Лука Лукич Кандишин решил тост сказать. Актёр, как говорится, легендарный и выдающийся. Девяносто два года прожил и до самого смертного часа со сцены не сходил. Прокашлялся он и говорит:

– Спасибо, Ваня, шо пригласил меня на бенефис свой… Как же удачно сложилось, шо он стал для тебя и для усех нас двойным праздником. Отрадно должно быть тебе, шо освободился ты от бренной жизни не в своей постели, не на больничной койке, не по злой воле худого человека или какого-нибудь стихийного несчастья, а на сцене родного театра, в кругу своих близких и родных людей. Такая уж наша актёрская доля. И про себя скажу. Сколько же раз приходилось мне мертвецов играть! И стреляли в меня, и в гроб укладывали. А роль старика Самарова! Не одну сотню раз я от сердечного приступа на сцене умирал. Покочевряжишься, покривишься для убедительности да тут же и рухнешь как подкошенный. Минут пять, наверно, а то и больше приходилось лежать смирёхонько, пока вокруг все ахают да причитают. А я, признаюсь, лежу себе, бывалоча, и для пущего воплощения представляю, как я над телом своим летаю навроде души. Парю эдак с крылышками и без и удивляюсь. А потом ещё и туннель вообразишь. И туды, в туннель, в туннель засасывает… А дальше как-то… воображения, что ли, не хватало? Ну, представишь ангелов каких-нибудь с крыльями, херувимов шестикрылых, серафимов там, мать с отцом, родственников… Ещё чего-нибудь эдакое для умиления сердца… Да… Так вот я о чём. Жить надо так, шоб не в ущерб загробной жизни. Шоб у души у нашей только прибыток был. А выпьем, друзья мои, за то, шо нет никакого туннеля, и никто нас никуда не засасывает!

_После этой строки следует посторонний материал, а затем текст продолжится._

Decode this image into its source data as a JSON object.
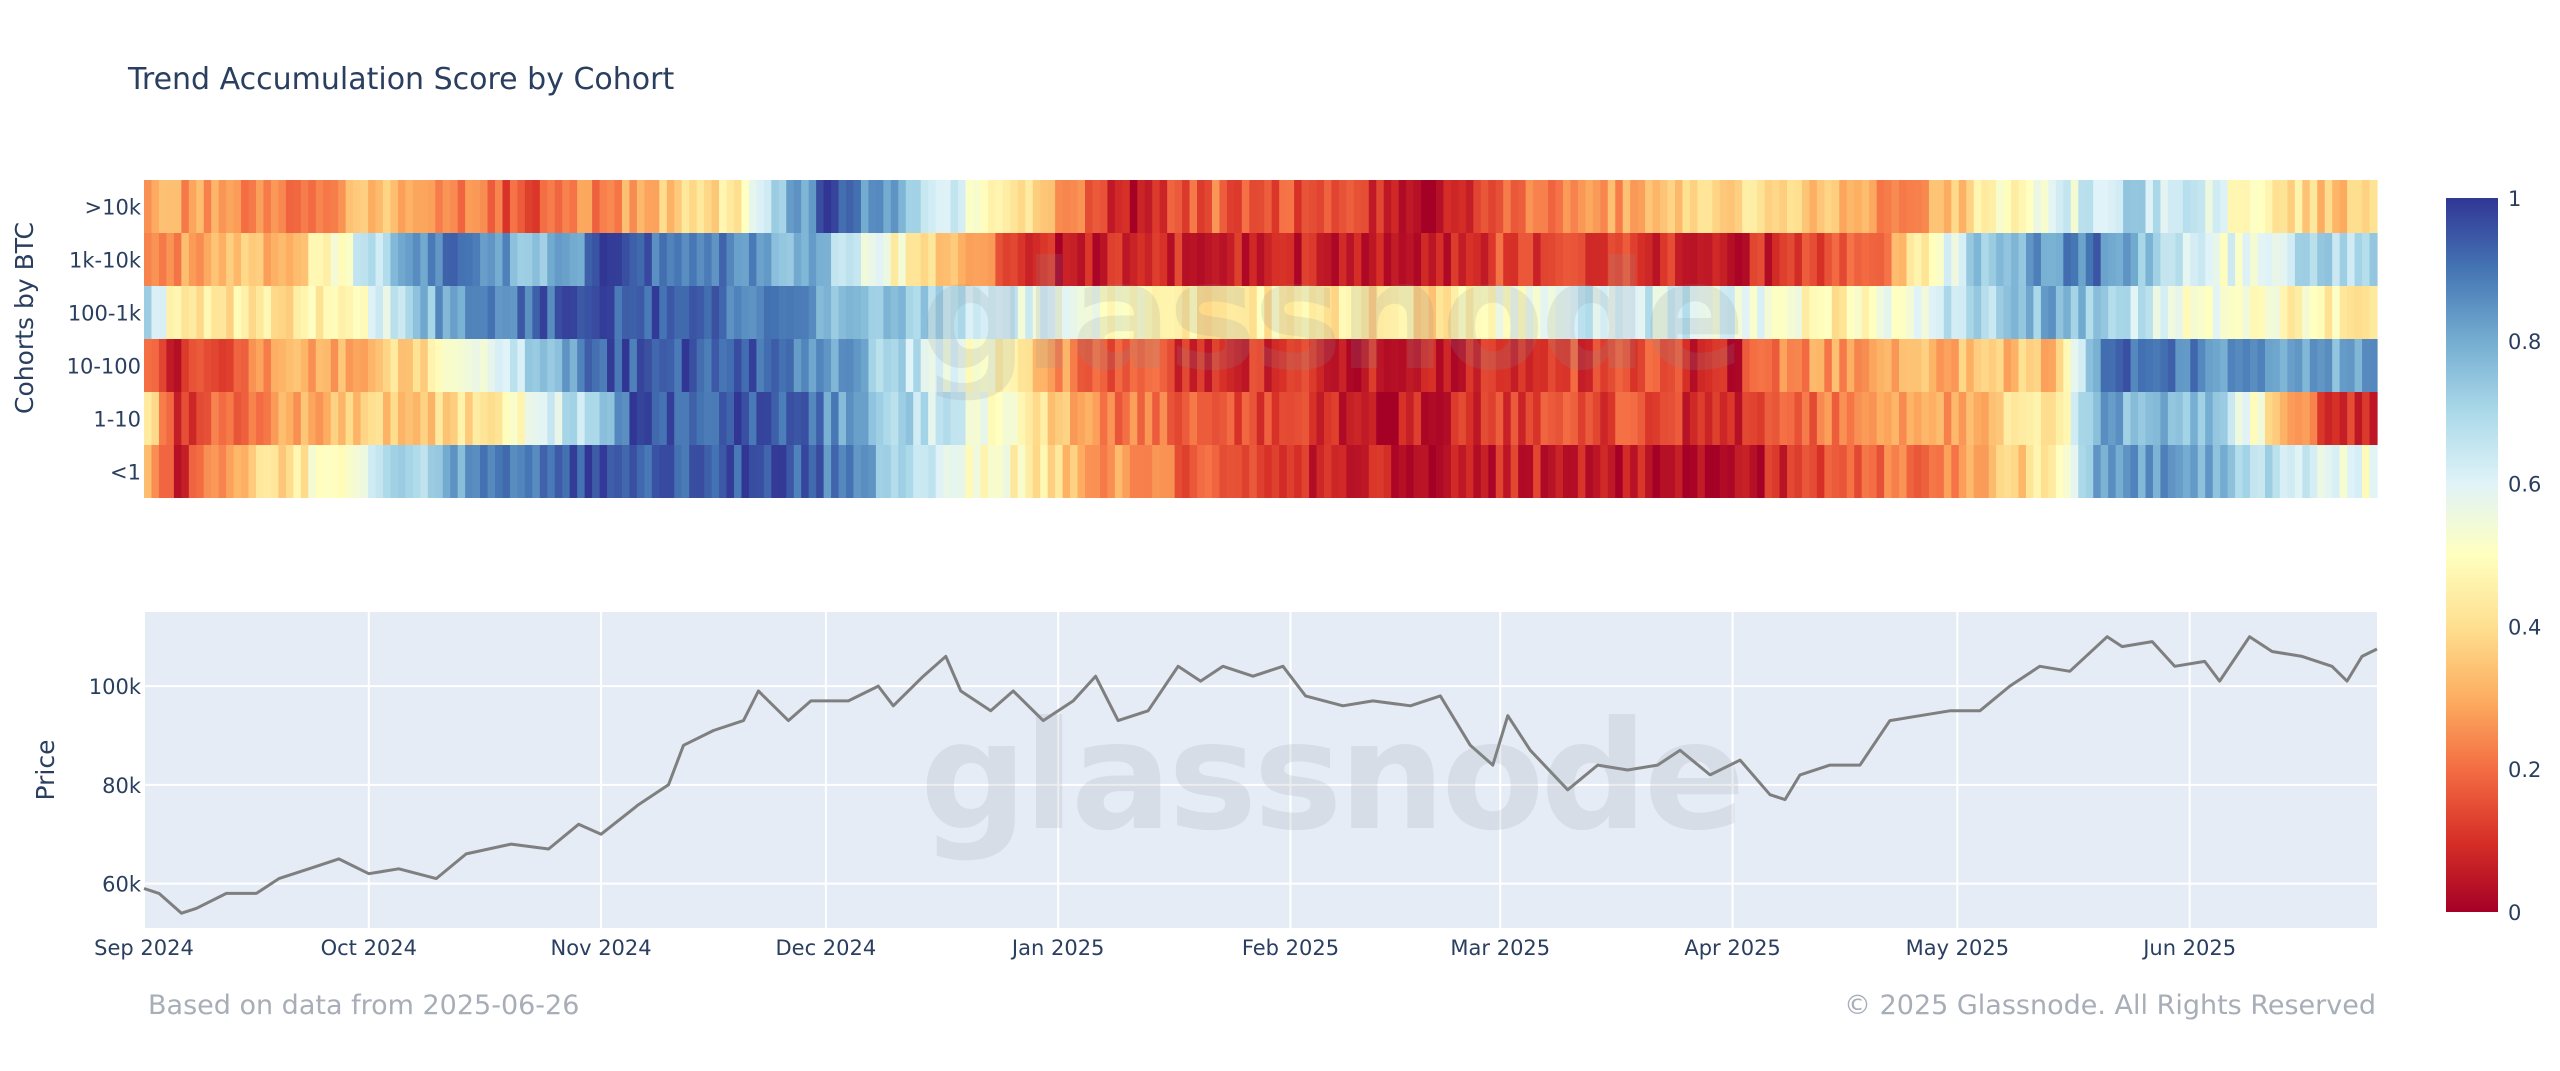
{
  "chart_data": [
    {
      "type": "heatmap",
      "title": "Trend Accumulation Score by Cohort",
      "ylabel": "Cohorts by BTC",
      "rows": [
        ">10k",
        "1k-10k",
        "100-1k",
        "10-100",
        "1-10",
        "<1"
      ],
      "x_range": [
        "2024-09-01",
        "2025-06-26"
      ],
      "colorscale": {
        "min": 0,
        "max": 1,
        "ticks": [
          "0",
          "0.2",
          "0.4",
          "0.6",
          "0.8",
          "1"
        ],
        "colors": [
          "#a50026",
          "#d73027",
          "#f46d43",
          "#fdae61",
          "#fee090",
          "#ffffbf",
          "#e0f3f8",
          "#abd9e9",
          "#74add1",
          "#4575b4",
          "#313695"
        ]
      },
      "segments": [
        {
          "row": ">10k",
          "values": [
            [
              "2024-09-01",
              0.3
            ],
            [
              "2024-09-20",
              0.2
            ],
            [
              "2024-10-01",
              0.35
            ],
            [
              "2024-10-20",
              0.15
            ],
            [
              "2024-11-01",
              0.25
            ],
            [
              "2024-11-20",
              0.45
            ],
            [
              "2024-11-25",
              0.75
            ],
            [
              "2024-12-01",
              0.95
            ],
            [
              "2024-12-17",
              0.65
            ],
            [
              "2024-12-29",
              0.35
            ],
            [
              "2025-01-10",
              0.05
            ],
            [
              "2025-01-21",
              0.2
            ],
            [
              "2025-02-10",
              0.12
            ],
            [
              "2025-02-20",
              0.02
            ],
            [
              "2025-03-01",
              0.2
            ],
            [
              "2025-03-20",
              0.3
            ],
            [
              "2025-04-01",
              0.4
            ],
            [
              "2025-04-15",
              0.35
            ],
            [
              "2025-04-25",
              0.2
            ],
            [
              "2025-05-05",
              0.45
            ],
            [
              "2025-05-25",
              0.7
            ],
            [
              "2025-06-10",
              0.5
            ],
            [
              "2025-06-20",
              0.35
            ]
          ]
        },
        {
          "row": "1k-10k",
          "values": [
            [
              "2024-09-01",
              0.25
            ],
            [
              "2024-09-20",
              0.35
            ],
            [
              "2024-10-01",
              0.65
            ],
            [
              "2024-10-10",
              0.9
            ],
            [
              "2024-10-25",
              0.75
            ],
            [
              "2024-11-01",
              0.95
            ],
            [
              "2024-11-20",
              0.85
            ],
            [
              "2024-12-01",
              0.75
            ],
            [
              "2024-12-10",
              0.5
            ],
            [
              "2024-12-20",
              0.3
            ],
            [
              "2025-01-01",
              0.05
            ],
            [
              "2025-01-15",
              0.1
            ],
            [
              "2025-02-01",
              0.08
            ],
            [
              "2025-02-20",
              0.02
            ],
            [
              "2025-03-01",
              0.15
            ],
            [
              "2025-03-20",
              0.1
            ],
            [
              "2025-04-01",
              0.05
            ],
            [
              "2025-04-20",
              0.2
            ],
            [
              "2025-04-28",
              0.5
            ],
            [
              "2025-05-05",
              0.75
            ],
            [
              "2025-05-20",
              0.9
            ],
            [
              "2025-06-05",
              0.55
            ],
            [
              "2025-06-20",
              0.7
            ]
          ]
        },
        {
          "row": "100-1k",
          "values": [
            [
              "2024-09-01",
              0.7
            ],
            [
              "2024-09-05",
              0.45
            ],
            [
              "2024-09-20",
              0.4
            ],
            [
              "2024-10-01",
              0.55
            ],
            [
              "2024-10-10",
              0.8
            ],
            [
              "2024-10-20",
              0.9
            ],
            [
              "2024-11-01",
              0.95
            ],
            [
              "2024-11-20",
              0.9
            ],
            [
              "2024-12-01",
              0.8
            ],
            [
              "2024-12-15",
              0.7
            ],
            [
              "2025-01-01",
              0.55
            ],
            [
              "2025-01-15",
              0.45
            ],
            [
              "2025-02-01",
              0.45
            ],
            [
              "2025-02-20",
              0.4
            ],
            [
              "2025-03-01",
              0.5
            ],
            [
              "2025-03-15",
              0.65
            ],
            [
              "2025-04-01",
              0.6
            ],
            [
              "2025-04-15",
              0.45
            ],
            [
              "2025-05-01",
              0.65
            ],
            [
              "2025-05-15",
              0.8
            ],
            [
              "2025-06-01",
              0.55
            ],
            [
              "2025-06-20",
              0.45
            ]
          ]
        },
        {
          "row": "10-100",
          "values": [
            [
              "2024-09-01",
              0.2
            ],
            [
              "2024-09-05",
              0.05
            ],
            [
              "2024-09-15",
              0.25
            ],
            [
              "2024-10-01",
              0.35
            ],
            [
              "2024-10-15",
              0.5
            ],
            [
              "2024-10-25",
              0.75
            ],
            [
              "2024-11-01",
              0.95
            ],
            [
              "2024-11-20",
              0.95
            ],
            [
              "2024-12-01",
              0.85
            ],
            [
              "2024-12-10",
              0.7
            ],
            [
              "2024-12-22",
              0.5
            ],
            [
              "2025-01-05",
              0.2
            ],
            [
              "2025-01-20",
              0.1
            ],
            [
              "2025-02-01",
              0.1
            ],
            [
              "2025-02-15",
              0.05
            ],
            [
              "2025-03-01",
              0.1
            ],
            [
              "2025-03-20",
              0.15
            ],
            [
              "2025-04-01",
              0.05
            ],
            [
              "2025-04-08",
              0.25
            ],
            [
              "2025-04-20",
              0.3
            ],
            [
              "2025-05-15",
              0.35
            ],
            [
              "2025-05-22",
              0.95
            ],
            [
              "2025-06-05",
              0.85
            ],
            [
              "2025-06-20",
              0.8
            ]
          ]
        },
        {
          "row": "1-10",
          "values": [
            [
              "2024-09-01",
              0.45
            ],
            [
              "2024-09-05",
              0.1
            ],
            [
              "2024-09-20",
              0.3
            ],
            [
              "2024-10-01",
              0.35
            ],
            [
              "2024-10-15",
              0.4
            ],
            [
              "2024-11-01",
              0.75
            ],
            [
              "2024-11-05",
              0.95
            ],
            [
              "2024-11-25",
              0.95
            ],
            [
              "2024-12-01",
              0.85
            ],
            [
              "2024-12-15",
              0.65
            ],
            [
              "2024-12-25",
              0.5
            ],
            [
              "2025-01-05",
              0.25
            ],
            [
              "2025-01-20",
              0.15
            ],
            [
              "2025-02-01",
              0.1
            ],
            [
              "2025-02-15",
              0.05
            ],
            [
              "2025-03-01",
              0.12
            ],
            [
              "2025-03-20",
              0.15
            ],
            [
              "2025-04-01",
              0.05
            ],
            [
              "2025-04-10",
              0.2
            ],
            [
              "2025-05-01",
              0.3
            ],
            [
              "2025-05-15",
              0.45
            ],
            [
              "2025-05-20",
              0.8
            ],
            [
              "2025-06-05",
              0.75
            ],
            [
              "2025-06-20",
              0.1
            ]
          ]
        },
        {
          "row": "<1",
          "values": [
            [
              "2024-09-01",
              0.3
            ],
            [
              "2024-09-05",
              0.1
            ],
            [
              "2024-09-15",
              0.35
            ],
            [
              "2024-10-01",
              0.6
            ],
            [
              "2024-10-15",
              0.85
            ],
            [
              "2024-11-01",
              0.95
            ],
            [
              "2024-11-25",
              0.95
            ],
            [
              "2024-12-05",
              0.85
            ],
            [
              "2024-12-15",
              0.6
            ],
            [
              "2024-12-25",
              0.5
            ],
            [
              "2025-01-05",
              0.3
            ],
            [
              "2025-01-20",
              0.15
            ],
            [
              "2025-02-01",
              0.1
            ],
            [
              "2025-02-15",
              0.05
            ],
            [
              "2025-03-01",
              0.08
            ],
            [
              "2025-03-20",
              0.05
            ],
            [
              "2025-04-01",
              0.02
            ],
            [
              "2025-04-15",
              0.15
            ],
            [
              "2025-05-01",
              0.25
            ],
            [
              "2025-05-15",
              0.45
            ],
            [
              "2025-05-20",
              0.85
            ],
            [
              "2025-06-05",
              0.8
            ],
            [
              "2025-06-20",
              0.55
            ]
          ]
        }
      ]
    },
    {
      "type": "line",
      "ylabel": "Price",
      "yticks": [
        "60k",
        "80k",
        "100k"
      ],
      "ytick_values": [
        60000,
        80000,
        100000
      ],
      "ylim": [
        51000,
        115000
      ],
      "xticks": [
        "Sep 2024",
        "Oct 2024",
        "Nov 2024",
        "Dec 2024",
        "Jan 2025",
        "Feb 2025",
        "Mar 2025",
        "Apr 2025",
        "May 2025",
        "Jun 2025"
      ],
      "xtick_dates": [
        "2024-09-01",
        "2024-10-01",
        "2024-11-01",
        "2024-12-01",
        "2025-01-01",
        "2025-02-01",
        "2025-03-01",
        "2025-04-01",
        "2025-05-01",
        "2025-06-01"
      ],
      "series": [
        {
          "color": "#7f7f7f",
          "points": [
            [
              "2024-09-01",
              59000
            ],
            [
              "2024-09-03",
              58000
            ],
            [
              "2024-09-06",
              54000
            ],
            [
              "2024-09-08",
              55000
            ],
            [
              "2024-09-12",
              58000
            ],
            [
              "2024-09-16",
              58000
            ],
            [
              "2024-09-19",
              61000
            ],
            [
              "2024-09-23",
              63000
            ],
            [
              "2024-09-27",
              65000
            ],
            [
              "2024-10-01",
              62000
            ],
            [
              "2024-10-05",
              63000
            ],
            [
              "2024-10-10",
              61000
            ],
            [
              "2024-10-14",
              66000
            ],
            [
              "2024-10-20",
              68000
            ],
            [
              "2024-10-25",
              67000
            ],
            [
              "2024-10-29",
              72000
            ],
            [
              "2024-11-01",
              70000
            ],
            [
              "2024-11-06",
              76000
            ],
            [
              "2024-11-10",
              80000
            ],
            [
              "2024-11-12",
              88000
            ],
            [
              "2024-11-16",
              91000
            ],
            [
              "2024-11-20",
              93000
            ],
            [
              "2024-11-22",
              99000
            ],
            [
              "2024-11-26",
              93000
            ],
            [
              "2024-11-29",
              97000
            ],
            [
              "2024-12-04",
              97000
            ],
            [
              "2024-12-08",
              100000
            ],
            [
              "2024-12-10",
              96000
            ],
            [
              "2024-12-14",
              102000
            ],
            [
              "2024-12-17",
              106000
            ],
            [
              "2024-12-19",
              99000
            ],
            [
              "2024-12-23",
              95000
            ],
            [
              "2024-12-26",
              99000
            ],
            [
              "2024-12-30",
              93000
            ],
            [
              "2025-01-03",
              97000
            ],
            [
              "2025-01-06",
              102000
            ],
            [
              "2025-01-09",
              93000
            ],
            [
              "2025-01-13",
              95000
            ],
            [
              "2025-01-17",
              104000
            ],
            [
              "2025-01-20",
              101000
            ],
            [
              "2025-01-23",
              104000
            ],
            [
              "2025-01-27",
              102000
            ],
            [
              "2025-01-31",
              104000
            ],
            [
              "2025-02-03",
              98000
            ],
            [
              "2025-02-08",
              96000
            ],
            [
              "2025-02-12",
              97000
            ],
            [
              "2025-02-17",
              96000
            ],
            [
              "2025-02-21",
              98000
            ],
            [
              "2025-02-25",
              88000
            ],
            [
              "2025-02-28",
              84000
            ],
            [
              "2025-03-02",
              94000
            ],
            [
              "2025-03-05",
              87000
            ],
            [
              "2025-03-10",
              79000
            ],
            [
              "2025-03-14",
              84000
            ],
            [
              "2025-03-18",
              83000
            ],
            [
              "2025-03-22",
              84000
            ],
            [
              "2025-03-25",
              87000
            ],
            [
              "2025-03-29",
              82000
            ],
            [
              "2025-04-02",
              85000
            ],
            [
              "2025-04-06",
              78000
            ],
            [
              "2025-04-08",
              77000
            ],
            [
              "2025-04-10",
              82000
            ],
            [
              "2025-04-14",
              84000
            ],
            [
              "2025-04-18",
              84000
            ],
            [
              "2025-04-22",
              93000
            ],
            [
              "2025-04-26",
              94000
            ],
            [
              "2025-04-30",
              95000
            ],
            [
              "2025-05-04",
              95000
            ],
            [
              "2025-05-08",
              100000
            ],
            [
              "2025-05-12",
              104000
            ],
            [
              "2025-05-16",
              103000
            ],
            [
              "2025-05-21",
              110000
            ],
            [
              "2025-05-23",
              108000
            ],
            [
              "2025-05-27",
              109000
            ],
            [
              "2025-05-30",
              104000
            ],
            [
              "2025-06-03",
              105000
            ],
            [
              "2025-06-05",
              101000
            ],
            [
              "2025-06-09",
              110000
            ],
            [
              "2025-06-12",
              107000
            ],
            [
              "2025-06-16",
              106000
            ],
            [
              "2025-06-20",
              104000
            ],
            [
              "2025-06-22",
              101000
            ],
            [
              "2025-06-24",
              106000
            ],
            [
              "2025-06-26",
              107500
            ]
          ]
        }
      ]
    }
  ],
  "footer": {
    "left": "Based on data from 2025-06-26",
    "right": "© 2025 Glassnode. All Rights Reserved"
  },
  "watermark": "glassnode"
}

Слушал я тост, этот бред сивой кобылы, вполуха и всё ждал, когда мой разум восторжествует над белой горячкой. Так и решил, что пить больше не буду, и тогда покойнички потихоньку рассосутся, а с ними и странные видения улетучатся восвояси. И вот пока я, наивный, питал призрачные надёжды, моя «шизофрения» раздулась уже до размеров всего зрительного зала. Да-да! Вдовесок ко всем бедам, я стал видеть ещё и зрителей, которых ну уж никак не могло быть.

Явление 3

Покойника с кладбища не забирают

Случилось это так. Когда Лука Лукич сказал последнюю фразу, я, сидевший боком к залу, услышал, как зрители захлопали в ладоши. Вздрогнув, я повернул голову и глазам своим не поверил: полный зал зрителей! Аншлаг, ни одного свободного места! А зрители рукоплещут как-то уж совсем вяло и браво не кричат. Ладно бы просто зрители, а то ведь на первых рядах знаменитые писатели, режиссёры, актёры и актрисы, многие из которых уже умерли.